Wednesday, August 26, 2015

the easiest oatmeal recipe




I'm a breakfast girl. I love waking up to a hungry stomach because it means I can fill it with all the best foods. Eggs, pancakes, waffles, omelets, toast, eggs benedict, oatmeal, cereal, fruit, croissants, the list goes on. On the weekends, brunch is my thing - lounging in bed, getting ready for the day, and then going out to my favorite local spots like Novel Cafe, Blu Jam Cafe, or my favorite Amandine with my friends.

On the weekdays, I have about 10 minutes to gather my things and make and eat my breakfast before I'm running out the door with my hands filled. Since there usually isn't much time to spare in the mornings, coming up with quick and nutritious breakfasts are always a challenge. Last year, I found a solution to my oatmeal cravings by cooking my steel cut oats on Sunday nights in huge batches and then putting it in the fridge to last me the whole week. In the mornings, I just scooped my oatmeal into a bowl, poured some soy or almond milk over it, and it would be revived to its original glory. By Wednesday, Thursday, and Friday, though, it wouldn't taste as fresh and would get pretty clumpy. That's no fun to eat!
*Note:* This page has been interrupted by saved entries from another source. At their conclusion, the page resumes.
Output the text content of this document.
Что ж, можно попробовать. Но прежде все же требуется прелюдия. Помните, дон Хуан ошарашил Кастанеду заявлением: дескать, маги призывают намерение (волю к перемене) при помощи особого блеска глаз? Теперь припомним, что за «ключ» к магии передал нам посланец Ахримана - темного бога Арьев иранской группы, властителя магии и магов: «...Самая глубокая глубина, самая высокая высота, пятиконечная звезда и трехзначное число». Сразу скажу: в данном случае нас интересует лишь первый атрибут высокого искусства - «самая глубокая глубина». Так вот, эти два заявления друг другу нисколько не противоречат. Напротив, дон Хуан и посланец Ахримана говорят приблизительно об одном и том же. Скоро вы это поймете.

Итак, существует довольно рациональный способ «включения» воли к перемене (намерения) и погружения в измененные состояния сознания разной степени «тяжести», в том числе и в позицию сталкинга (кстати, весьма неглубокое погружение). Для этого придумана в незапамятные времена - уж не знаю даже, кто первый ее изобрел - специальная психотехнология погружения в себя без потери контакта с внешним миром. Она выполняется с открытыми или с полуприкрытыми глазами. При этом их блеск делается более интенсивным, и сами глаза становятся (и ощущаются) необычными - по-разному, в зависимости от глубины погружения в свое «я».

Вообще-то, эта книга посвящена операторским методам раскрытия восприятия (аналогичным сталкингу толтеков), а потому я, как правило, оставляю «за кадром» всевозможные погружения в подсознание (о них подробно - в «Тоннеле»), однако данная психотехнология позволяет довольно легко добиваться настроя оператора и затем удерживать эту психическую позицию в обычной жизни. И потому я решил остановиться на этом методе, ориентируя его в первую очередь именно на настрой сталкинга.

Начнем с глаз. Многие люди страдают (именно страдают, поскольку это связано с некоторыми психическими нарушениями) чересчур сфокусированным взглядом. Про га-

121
Well, friends, I've found the ultimate solution for all you oatmeal-lovers, breakfast-lovers, and even breakfast-skippers. Drum roll please....
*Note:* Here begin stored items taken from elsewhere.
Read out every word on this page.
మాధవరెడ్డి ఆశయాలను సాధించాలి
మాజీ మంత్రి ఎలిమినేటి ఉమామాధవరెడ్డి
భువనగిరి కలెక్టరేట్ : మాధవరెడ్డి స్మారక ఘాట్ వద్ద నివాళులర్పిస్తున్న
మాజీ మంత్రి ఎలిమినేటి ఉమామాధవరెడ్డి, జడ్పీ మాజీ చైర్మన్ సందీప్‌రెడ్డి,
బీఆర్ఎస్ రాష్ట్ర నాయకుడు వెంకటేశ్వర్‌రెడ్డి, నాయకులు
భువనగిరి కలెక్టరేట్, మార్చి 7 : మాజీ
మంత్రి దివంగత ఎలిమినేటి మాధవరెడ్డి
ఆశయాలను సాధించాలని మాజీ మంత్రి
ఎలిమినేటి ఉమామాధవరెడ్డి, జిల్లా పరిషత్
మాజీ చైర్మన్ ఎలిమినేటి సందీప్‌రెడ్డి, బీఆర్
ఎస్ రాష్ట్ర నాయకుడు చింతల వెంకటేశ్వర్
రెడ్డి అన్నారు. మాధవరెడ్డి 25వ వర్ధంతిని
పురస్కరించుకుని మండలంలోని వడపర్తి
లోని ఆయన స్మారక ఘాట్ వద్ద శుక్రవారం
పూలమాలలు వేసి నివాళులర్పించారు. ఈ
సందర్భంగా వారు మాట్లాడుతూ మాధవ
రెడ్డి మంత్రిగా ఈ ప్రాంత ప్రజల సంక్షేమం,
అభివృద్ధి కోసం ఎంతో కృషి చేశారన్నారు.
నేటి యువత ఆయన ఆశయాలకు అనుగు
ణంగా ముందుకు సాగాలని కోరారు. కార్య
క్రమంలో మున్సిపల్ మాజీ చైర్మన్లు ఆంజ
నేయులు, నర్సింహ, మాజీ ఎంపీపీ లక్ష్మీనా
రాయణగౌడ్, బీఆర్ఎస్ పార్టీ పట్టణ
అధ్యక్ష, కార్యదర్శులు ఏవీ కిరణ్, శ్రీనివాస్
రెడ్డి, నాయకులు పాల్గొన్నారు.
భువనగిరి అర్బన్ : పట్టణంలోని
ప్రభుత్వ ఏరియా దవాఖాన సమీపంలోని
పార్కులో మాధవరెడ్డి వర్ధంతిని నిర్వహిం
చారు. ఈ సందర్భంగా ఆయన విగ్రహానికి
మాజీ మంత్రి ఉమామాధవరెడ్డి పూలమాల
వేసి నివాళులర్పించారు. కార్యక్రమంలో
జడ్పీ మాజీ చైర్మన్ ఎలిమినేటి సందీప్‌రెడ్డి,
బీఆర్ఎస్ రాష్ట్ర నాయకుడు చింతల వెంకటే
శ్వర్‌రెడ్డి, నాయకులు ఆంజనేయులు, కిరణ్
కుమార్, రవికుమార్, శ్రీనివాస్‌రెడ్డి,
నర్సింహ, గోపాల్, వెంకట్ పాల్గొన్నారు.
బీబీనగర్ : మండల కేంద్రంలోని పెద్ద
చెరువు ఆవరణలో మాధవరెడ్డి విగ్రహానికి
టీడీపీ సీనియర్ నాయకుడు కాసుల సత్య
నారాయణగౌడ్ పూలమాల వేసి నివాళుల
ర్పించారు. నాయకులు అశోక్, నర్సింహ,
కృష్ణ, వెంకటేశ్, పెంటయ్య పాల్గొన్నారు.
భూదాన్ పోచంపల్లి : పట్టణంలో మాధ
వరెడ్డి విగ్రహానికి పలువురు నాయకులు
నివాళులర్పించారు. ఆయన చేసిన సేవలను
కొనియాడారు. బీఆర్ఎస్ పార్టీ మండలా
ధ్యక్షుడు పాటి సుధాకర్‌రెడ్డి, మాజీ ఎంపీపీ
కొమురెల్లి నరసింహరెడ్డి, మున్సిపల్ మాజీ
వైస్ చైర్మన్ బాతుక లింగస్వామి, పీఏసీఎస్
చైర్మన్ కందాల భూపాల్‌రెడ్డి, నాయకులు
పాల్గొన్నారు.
Overnight steel cut oats in the rice cooker. 

Okay, before you judge or give me funny glances, try it out first. It's literally the best thing and always comes out perfectly. You just prep the night before, and in the morning you've got warm, perfectly cooked oats waiting for you. I love using steel cut oats because of its nutty, chewier texture than other oats. And I mean c'mon who wants to stand over the stove in the morning for 30 minutes when you can make them overnight. My aunt likes to do half steel cut oats and half another type of oats in this recipe to mix up the texture.

Here's the recipe (if you can even call it that):

Makes 4-5 servings.

> 1 cup steel cut oats, or your favorite oats (I like these.)
> water
> rice cooker (I use this one.)
> 1 tbsp cinnamon
> your favorite toppings

1. Scoop 1 cup of your oats into the rice cooker.

2. Fill the rice cooker porridge line 1 with water. It's important you use the porridge line here, and NOT the normal white/brown rice lines.

3. Turn your rice cooker on to the porridge setting.

Seriously, that's it. In the morning when you open up your rice cooker, it should automatically be on the Keep Warm setting and you get the perfect chewy, thick oatmeal consistency. The consistency is right in the middle, so not too thick and gloopy but not too runny either.



I like to add 1 tbsp of cinnamon straight into the rice cooker, and even sprinkle in some flaxseed meal for extra boost of energy and nutrition. Usually this recipe can feed my family and I for about two days. Whatever leftover oatmeal we have on the first morning, I put into a glass container in the fridge and eat the remaining oatmeal the next morning. To revive the oatmeal, just add some milk into your bowl with the oatmeal before microwaving.

My favorite oatmeal combination is steel cut oats with some maple syrup, strawberries, blueberries, bananas, and an extra sprinkle of cinnamon. The maple syrup gives my oatmeal a hint of sweetness, the fruit gives me energy for the day, and the cinnamon is just plain ol' good for you.

I love eating oatmeal in the morning because it gives me the nutrients I need to start my day and keeps me full until lunch.

What are your thoughts on oatmeal? Is it your breakfast choice in the morning too? What else do you like to put in your oatmeal?